1. Find the principal value of sin^-1 (-\( \frac{1}{2} \))
Sol. Let sin^-1(-\( \frac{1}{2} \))=y. Then sin y =-\(\frac{1}{2}\)
Since the range of the principal value branch of sin^-1 is
(-\(\frac{\pi}{2}\,\frac{\pi}{2}\)) and  sin(-\(\frac{\pi}{6}\))=-\(\frac{1}{2}\).Therefore, the principal value of sin^-1 (-\( \frac{1}{2} \))is -\(\frac{\pi}{6}\)


2. Find the principal value of cos^-1 (\( \frac{\sqrt3}{2} \))
Sol.  Let cos^-1(\( \frac{\sqrt3}{2} \))=y. Then cos y =\(\frac{\sqrt3}{2}\)
Since the range of the principal value branch of cos^-1 is (0,\(\pi\))
 and  cos(\(\frac{\pi}{6}\))=\(\frac{\sqrt3}{2}\).
Therefore, the principal value of cos^-1 (\( \frac{\sqrt3}{2} \))is \(\frac{\pi}{6}\).

3. Find the principal value of cosec^-1 (2).
Sol.  Let cosec^-1 (2)=y. Then cosec y =2
Since the range of the principal value branch of cosec^-1 is (-\(\frac{\pi}{2}\,\frac{\pi}{2}\))-{0}
 and  cosec(\(\frac{\pi}{6}\))=2.
Therefore, the principal value of cosec^-1 (2 ) is \(\frac{\pi}{6}\).

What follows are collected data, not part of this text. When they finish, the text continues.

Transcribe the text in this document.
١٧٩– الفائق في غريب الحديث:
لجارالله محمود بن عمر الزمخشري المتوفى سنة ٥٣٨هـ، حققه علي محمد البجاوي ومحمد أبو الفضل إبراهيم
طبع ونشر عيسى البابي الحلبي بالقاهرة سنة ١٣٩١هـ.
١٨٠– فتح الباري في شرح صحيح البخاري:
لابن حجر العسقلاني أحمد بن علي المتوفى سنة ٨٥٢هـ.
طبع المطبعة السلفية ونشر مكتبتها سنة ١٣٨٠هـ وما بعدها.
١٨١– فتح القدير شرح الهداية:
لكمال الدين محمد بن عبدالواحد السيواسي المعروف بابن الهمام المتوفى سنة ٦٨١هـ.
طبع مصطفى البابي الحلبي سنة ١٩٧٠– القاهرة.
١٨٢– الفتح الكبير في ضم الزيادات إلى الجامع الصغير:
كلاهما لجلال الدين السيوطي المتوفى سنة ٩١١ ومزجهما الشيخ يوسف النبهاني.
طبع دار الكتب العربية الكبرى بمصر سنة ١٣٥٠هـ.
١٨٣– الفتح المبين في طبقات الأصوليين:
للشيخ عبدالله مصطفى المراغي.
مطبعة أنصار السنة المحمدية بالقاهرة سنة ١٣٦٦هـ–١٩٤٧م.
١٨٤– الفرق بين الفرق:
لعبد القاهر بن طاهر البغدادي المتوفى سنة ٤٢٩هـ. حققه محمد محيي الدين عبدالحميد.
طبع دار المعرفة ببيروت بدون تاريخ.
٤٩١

4. Find the principal value of tan^-1 (\(-\sqrt3)\).
Sol.  Let tan^-1 (\(-\sqrt3)\)=y. Then tan y =(\(-\sqrt3)\)
Since the range of the principal value branch of tan^-1 is (-\(\frac{\pi}{2}\,\frac{\pi}{2}\))
 and - tan(\(\frac{\pi}{3}\))=(\(-\sqrt3)\).
tan(\(-\frac{\pi}{3}\))=(\(-\sqrt3)\).
Therefore, the principal value of tan^-1 (\(-\sqrt3)\ ) is (-\frac{\pi}{3})\).


5. Find the principal value of cos^-1 (-\( \frac{1}{2} \))
Sol.  Let cos^-1(-\( \frac{1}{2} \))=y. Then cos y =-\(\frac{1}{2}\)
Since the range of the principal value branch of cos^-1 is (0,\(\pi\))
and - cos(\(\frac{\pi}{3}\))=-\(\frac{1}{2}\)
which implies - cos(\(\frac{\pi}{3}\))=cos(\(\pi\)-\(\frac{\pi}{3}\))=cos(\(\frac{2\pi}{3}\))

Therefore, the principal value of cos^-1 (-\( \frac{1}{2} \))is \(\frac{2\pi}{3}\).


6. Find the principal value of tan^-1 (-1)
Sol.  Let tan^-1 (-1)=y. Then tan y =-1
Since the range of the principal value branch of tan^-1 is (-\(\frac{\pi}{2}\,\frac{\pi}{2}\))
 and  -tan(\(\frac{\pi}{4}\))=-1.
tan(-\(\frac{\pi}{4}\))=-1

Therefore, the principal value of tan^-1 (-1 ) is -\(\frac{\pi}{4}\).



7. Find the principal value of sec^-1 (\( \frac{2}{\sqrt3} \))
Sol.  Let sec^-1 (\( \frac{2}{\sqrt3} \))=y. Then sec y =\( \frac{2}{\sqrt3} \)
Since the range of the principal value branch of sec^-1 is (0,\(\pi\))-{ \(\frac{\pi}{2}\)}
and  sec(\(\frac{\pi}{6}\))=\( \frac{2}{\sqrt3} \)
Therefore, the principal value of sec¹ (\( \frac{2}{\sqrt3} \)) is \(\frac{\pi}{6}\).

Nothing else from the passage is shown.